Posted: Monday, January 23, 2006

Last Spring, the Kenai River Professional Guides Assn. (KRPGA) noted in their newsletter, regarding the Kenai/Soldotna Advisory Committee elections, “We were able to get Robert Crowell, Bill Tappan, Joe Conors and Gary Turner elected to this AC to join Mel Erickson, Joe Hardy and Jim Kuhnsman. Still they outnumber us 8-7 on most issues but hopefully at the next election that they have we can get a couple more folks on this AC so we can start to turn this thing around.”

Well, the AC held their elections (Jan. 11) and KRPGA guides and Kenai River Sport Fishing Assn. (KRSA) members showed up in force to elect their nominees to the committee. After the smoke cleared, these organizations combined to now seat 10 of their “appointees” on this 17 member committee. What this all means as far as future deliberations by this committee remains to be seen, however, we should assume that any fisheries proposals would probably be guide friendly.

A bigger question begs to be asked. Why do these organizations, that already possess all of the money, power and influence to steer the governor, Department of Fish and Game and the Board of Fish, need to exert their power over an AC? Especially when an AC is designed to be comprised of a well rounded group of the public to give grass-roots feedback to the Boards of Fish and Game on issues affecting their area.
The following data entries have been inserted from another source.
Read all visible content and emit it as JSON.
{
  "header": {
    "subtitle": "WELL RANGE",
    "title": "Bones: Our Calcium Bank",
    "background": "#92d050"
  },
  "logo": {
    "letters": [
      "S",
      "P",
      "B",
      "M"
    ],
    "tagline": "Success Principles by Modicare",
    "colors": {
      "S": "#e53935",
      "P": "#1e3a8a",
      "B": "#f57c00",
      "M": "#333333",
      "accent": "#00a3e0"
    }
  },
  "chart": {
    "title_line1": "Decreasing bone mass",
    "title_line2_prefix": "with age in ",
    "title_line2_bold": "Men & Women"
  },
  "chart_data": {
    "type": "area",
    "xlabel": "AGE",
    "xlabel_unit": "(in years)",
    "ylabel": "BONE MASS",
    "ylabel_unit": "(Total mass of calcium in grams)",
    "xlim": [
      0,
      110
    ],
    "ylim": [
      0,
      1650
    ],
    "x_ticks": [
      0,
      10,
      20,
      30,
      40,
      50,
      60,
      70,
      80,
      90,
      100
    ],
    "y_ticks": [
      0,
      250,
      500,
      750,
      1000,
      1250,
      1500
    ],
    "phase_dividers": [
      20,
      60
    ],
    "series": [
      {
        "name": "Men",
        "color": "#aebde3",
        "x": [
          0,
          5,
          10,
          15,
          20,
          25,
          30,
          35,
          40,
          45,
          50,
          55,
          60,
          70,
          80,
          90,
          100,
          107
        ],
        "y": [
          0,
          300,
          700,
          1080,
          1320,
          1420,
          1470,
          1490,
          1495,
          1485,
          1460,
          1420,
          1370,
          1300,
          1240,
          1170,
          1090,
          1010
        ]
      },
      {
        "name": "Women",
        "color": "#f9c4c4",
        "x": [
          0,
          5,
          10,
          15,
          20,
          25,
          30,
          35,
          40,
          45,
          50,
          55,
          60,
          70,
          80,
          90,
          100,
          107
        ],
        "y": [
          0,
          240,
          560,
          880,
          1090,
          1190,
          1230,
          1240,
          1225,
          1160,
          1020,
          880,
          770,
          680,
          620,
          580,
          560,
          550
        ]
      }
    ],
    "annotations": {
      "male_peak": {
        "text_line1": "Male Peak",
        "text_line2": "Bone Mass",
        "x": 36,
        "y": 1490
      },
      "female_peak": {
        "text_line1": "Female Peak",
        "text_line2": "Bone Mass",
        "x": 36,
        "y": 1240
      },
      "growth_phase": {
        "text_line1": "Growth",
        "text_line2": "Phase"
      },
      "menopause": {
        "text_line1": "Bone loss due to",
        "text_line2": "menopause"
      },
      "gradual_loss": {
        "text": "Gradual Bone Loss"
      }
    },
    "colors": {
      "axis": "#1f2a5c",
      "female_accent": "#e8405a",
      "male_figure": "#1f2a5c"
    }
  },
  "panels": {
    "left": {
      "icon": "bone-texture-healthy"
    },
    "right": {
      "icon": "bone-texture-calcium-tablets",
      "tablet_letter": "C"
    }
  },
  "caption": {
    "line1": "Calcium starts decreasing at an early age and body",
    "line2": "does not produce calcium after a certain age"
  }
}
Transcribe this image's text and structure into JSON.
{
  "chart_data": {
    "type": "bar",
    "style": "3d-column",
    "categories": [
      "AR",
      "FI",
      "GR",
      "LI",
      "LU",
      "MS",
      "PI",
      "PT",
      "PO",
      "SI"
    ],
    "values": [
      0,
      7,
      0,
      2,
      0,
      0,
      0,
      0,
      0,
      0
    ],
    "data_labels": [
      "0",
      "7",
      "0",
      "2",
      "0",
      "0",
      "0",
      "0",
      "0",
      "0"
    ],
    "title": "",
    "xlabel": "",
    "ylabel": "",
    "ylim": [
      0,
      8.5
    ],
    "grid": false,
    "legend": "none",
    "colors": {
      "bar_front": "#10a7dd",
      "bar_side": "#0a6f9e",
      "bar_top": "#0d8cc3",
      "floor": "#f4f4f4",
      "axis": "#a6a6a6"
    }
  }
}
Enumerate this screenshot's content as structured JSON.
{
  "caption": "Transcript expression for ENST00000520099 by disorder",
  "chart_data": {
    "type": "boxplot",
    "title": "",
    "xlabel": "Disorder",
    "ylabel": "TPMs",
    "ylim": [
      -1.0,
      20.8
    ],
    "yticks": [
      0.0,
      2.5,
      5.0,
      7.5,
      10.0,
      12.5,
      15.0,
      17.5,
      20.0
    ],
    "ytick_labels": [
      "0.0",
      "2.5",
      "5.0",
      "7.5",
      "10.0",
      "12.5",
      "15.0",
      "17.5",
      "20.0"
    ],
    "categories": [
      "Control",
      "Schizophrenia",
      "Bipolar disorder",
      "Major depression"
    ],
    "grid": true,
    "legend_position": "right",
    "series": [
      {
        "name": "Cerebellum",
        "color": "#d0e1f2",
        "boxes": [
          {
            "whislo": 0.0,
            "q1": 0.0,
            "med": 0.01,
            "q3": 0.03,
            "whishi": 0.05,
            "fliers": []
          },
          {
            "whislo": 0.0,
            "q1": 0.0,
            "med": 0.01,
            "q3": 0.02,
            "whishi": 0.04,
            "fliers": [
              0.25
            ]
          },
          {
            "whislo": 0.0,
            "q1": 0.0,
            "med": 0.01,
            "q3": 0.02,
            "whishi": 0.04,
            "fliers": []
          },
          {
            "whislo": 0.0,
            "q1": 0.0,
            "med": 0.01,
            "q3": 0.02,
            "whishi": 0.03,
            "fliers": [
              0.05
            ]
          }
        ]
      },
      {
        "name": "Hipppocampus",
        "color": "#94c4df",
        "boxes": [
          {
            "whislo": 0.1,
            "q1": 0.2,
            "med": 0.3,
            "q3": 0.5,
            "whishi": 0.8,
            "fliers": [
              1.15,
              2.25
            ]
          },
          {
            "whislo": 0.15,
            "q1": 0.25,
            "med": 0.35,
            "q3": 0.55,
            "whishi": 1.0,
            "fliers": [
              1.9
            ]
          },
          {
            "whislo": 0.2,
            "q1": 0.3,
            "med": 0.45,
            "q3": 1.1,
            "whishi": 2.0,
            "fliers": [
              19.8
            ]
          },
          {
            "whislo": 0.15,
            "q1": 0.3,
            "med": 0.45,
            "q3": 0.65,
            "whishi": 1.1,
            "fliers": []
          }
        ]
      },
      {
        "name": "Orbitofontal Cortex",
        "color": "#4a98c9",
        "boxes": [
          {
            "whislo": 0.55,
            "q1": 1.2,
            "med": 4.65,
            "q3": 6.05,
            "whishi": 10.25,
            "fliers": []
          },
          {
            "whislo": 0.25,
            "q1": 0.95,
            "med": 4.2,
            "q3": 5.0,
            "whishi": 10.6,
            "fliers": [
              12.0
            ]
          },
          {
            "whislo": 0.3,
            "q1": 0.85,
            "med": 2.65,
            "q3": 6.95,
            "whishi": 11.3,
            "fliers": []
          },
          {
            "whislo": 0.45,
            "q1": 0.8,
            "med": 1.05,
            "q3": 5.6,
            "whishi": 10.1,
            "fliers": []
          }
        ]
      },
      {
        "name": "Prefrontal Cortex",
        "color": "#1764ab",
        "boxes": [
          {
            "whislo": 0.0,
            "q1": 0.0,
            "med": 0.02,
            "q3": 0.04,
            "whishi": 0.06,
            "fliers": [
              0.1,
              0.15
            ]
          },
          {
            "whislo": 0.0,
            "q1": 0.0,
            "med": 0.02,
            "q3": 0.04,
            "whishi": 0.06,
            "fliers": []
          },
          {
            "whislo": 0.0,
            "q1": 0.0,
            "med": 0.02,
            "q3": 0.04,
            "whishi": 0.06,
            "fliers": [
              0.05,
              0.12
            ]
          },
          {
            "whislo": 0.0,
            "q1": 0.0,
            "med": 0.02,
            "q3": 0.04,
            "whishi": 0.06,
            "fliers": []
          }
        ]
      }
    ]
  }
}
I’m sure the founders of the Advisory Committee process did not envision this process being so skewed and open to misuse by special interest groups to further their agenda. In this case it is an issue of economic incentive exerting their power over public process. This completely subverts the process and the ability of the public to participate in good faith. This type of system will also discourage people from trusting this arena to provide fairness in addressing their needs.

I know, Gary Dawkins, the committee chair, is an honorable person and will do his best to discourage a slanted committee. The gentlemen elected to carry the water of these organizations are also fine people, in their own right, but they have to know they were put there because their agenda parallels that of the organizations that got them elected and for that reason they will be expected to follow suit on issues important to these organizations.

I wish Gary and the committee the best in their endeavor, however, until more individuals from the public at large, without ties to powerful organizations, are allowed to make up the majority of its membership, public doubt will over shadow the AC’s effectiveness.